Module Responsibilities:

  • queue.go: Core queue struct definition, Open/Close lifecycle
  • options.go: Options struct, defaults, validation
  • validation.go: Message size validation, disk space checks, sanitization
  • enqueue.go: All enqueue variants (basic, TTL, headers, priority, batch)
  • dequeue.go: All dequeue variants (FIFO, priority, batch), Message struct
  • dlq.go: Ack/Nack, DLQ movement, requeue operations
  • priority.go: Priority index rebuilding and management
  • stream.go: Streaming API with context-based polling
  • seek.go: SeekToMessageID(), SeekToTimestamp()
  • lifecycle.go: Sync(), Stats(), Compact(), timer management
  • metadata.go: Persistent state management (next/read message IDs)
  • retry_tracker.go: Retry state tracking for DLQ

Design Benefits:

  • Each file averages ~200 lines (easy to understand)
  • Clear separation of concerns
  • Easy to locate and modify specific functionality
  • Test files mirror implementation structure
  • Reduced cognitive load for developers

Public API Package (pkg/ledgerq/)

Single-file public API wrapper (833 lines) providing a clean, stable interface:

ledgerq.go
├── Type definitions (Message, Stats, Options)
├── Queue wrapper struct
├── Public API methods (delegate to internal/queue)
└── Adapters (logger, options conversion)

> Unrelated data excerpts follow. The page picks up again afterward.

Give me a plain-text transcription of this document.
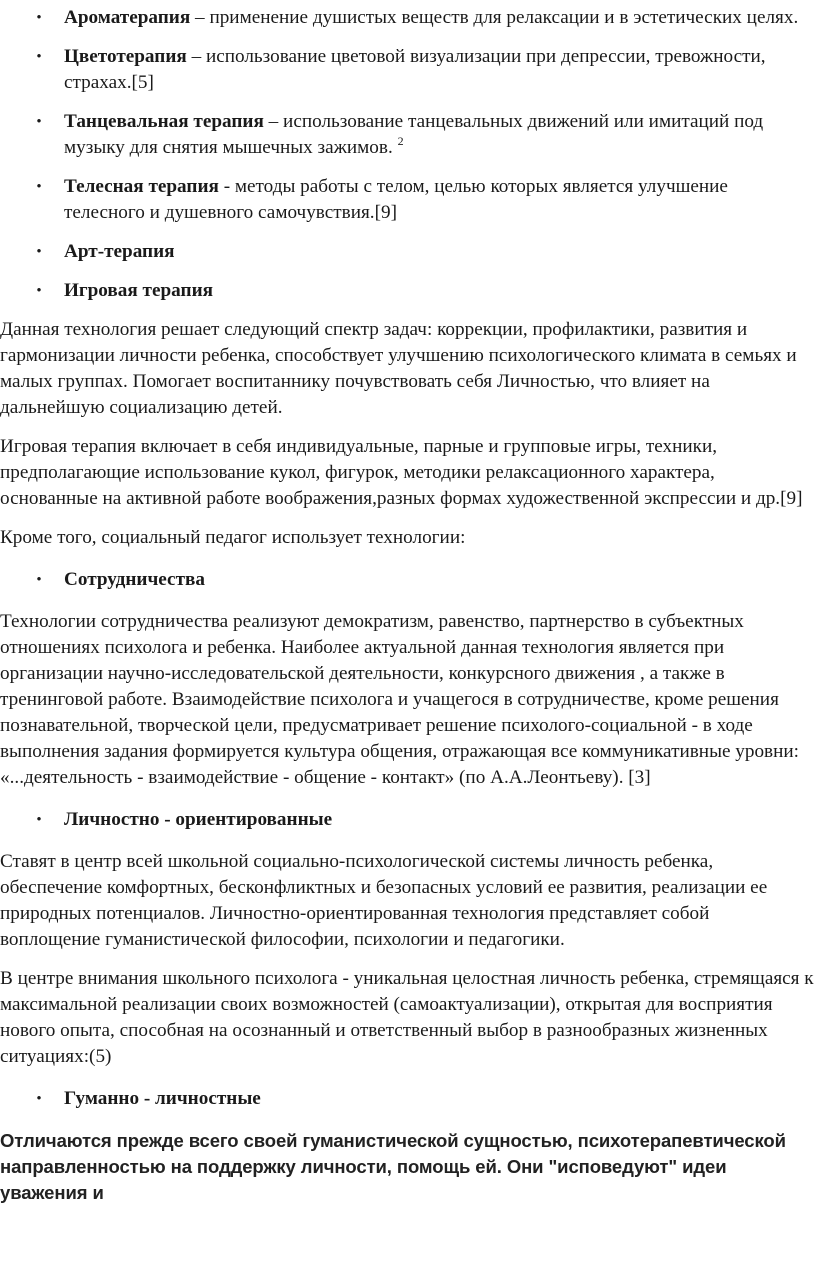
•	Ароматерапия – применение душистых веществ для релаксации и в эстетических целях.
•	Цветотерапия – использование цветовой визуализации при депрессии, тревожности, страхах.[5]
•	Танцевальная терапия – использование танцевальных движений или имитаций под музыку для снятия мышечных зажимов. $^2$
•	Телесная терапия - методы работы с телом, целью которых является улучшение телесного и душевного самочувствия.[9]
•	Арт-терапия
•	Игровая терапия

Данная технология решает следующий спектр задач: коррекции, профилактики, развития и гармонизации личности ребенка, способствует улучшению психологического климата в семьях и малых группах. Помогает воспитаннику почувствовать себя Личностью, что влияет на дальнейшую социализацию детей.

Игровая терапия включает в себя индивидуальные, парные и групповые игры, техники, предполагающие использование кукол, фигурок, методики релаксационного характера, основанные на активной работе воображения,разных формах художественной экспрессии и др.[9]

Кроме того, социальный педагог использует технологии:

•	Сотрудничества

Технологии сотрудничества реализуют демократизм, равенство, партнерство в субъектных отношениях психолога и ребенка. Наиболее актуальной данная технология является при организации научно-исследовательской деятельности, конкурсного движения , а также в тренинговой работе. Взаимодействие психолога и учащегося в сотрудничестве, кроме решения познавательной, творческой цели, предусматривает решение психолого-социальной - в ходе выполнения задания формируется культура общения, отражающая все коммуникативные уровни: «...деятельность - взаимодействие - общение - контакт» (по А.А.Леонтьеву). [3]

•	Личностно - ориентированные

Ставят в центр всей школьной социально-психологической системы личность ребенка, обеспечение комфортных, бесконфликтных и безопасных условий ее развития, реализации ее природных потенциалов. Личностно-ориентированная технология представляет собой воплощение гуманистической философии, психологии и педагогики.

В центре внимания школьного психолога - уникальная целостная личность ребенка, стремящаяся к максимальной реализации своих возможностей (самоактуализации), открытая для восприятия нового опыта, способная на осознанный и ответственный выбор в разнообразных жизненных ситуациях:(5)

•	Гуманно - личностные

Отличаются прежде всего своей гуманистической сущностью, психотерапевтической направленностью на поддержку личности, помощь ей. Они "исповедуют" идеи уважения и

Kept as a single file for API cohesion - mostly pass-through methods to internal implementation.

Compaction

Retention Policies

Segments can be removed based on:

RetentionPolicy{
    MaxAge:      7 * 24 * time.Hour,  // Age-based
    MaxSize:     10 * 1024 * 1024 * 1024,  // Size-based
    MaxSegments: 100,                  // Count-based
    MinSegments: 1,                    // Safety minimum
}

Compaction Process

  1. Identify candidates: Segments older than read position
  2. Apply retention: Age, size, count limits
  3. Remove segments: Delete .log and .idx files
  4. Update metadata: Reflect new segment count

Automatic Compaction

opts.CompactionInterval = 5 * time.Minute

Background goroutine triggers compaction periodically.

Manual Compaction

result, err := q.Compact()
// Returns: SegmentsRemoved, BytesFreed

Future Enhancements

Potential improvements for future versions:

  1. Compression: Transparent payload compression
  2. Encryption: At-rest encryption for sensitive data
  3. Replication: Multi-node replication for HA
  4. Consumer Groups: Multiple independent consumers
  5. Transactions: Multi-message atomic operations
  6. Tiered Storage: Hot/cold data separation

These would require format version bumps and breaking API changes.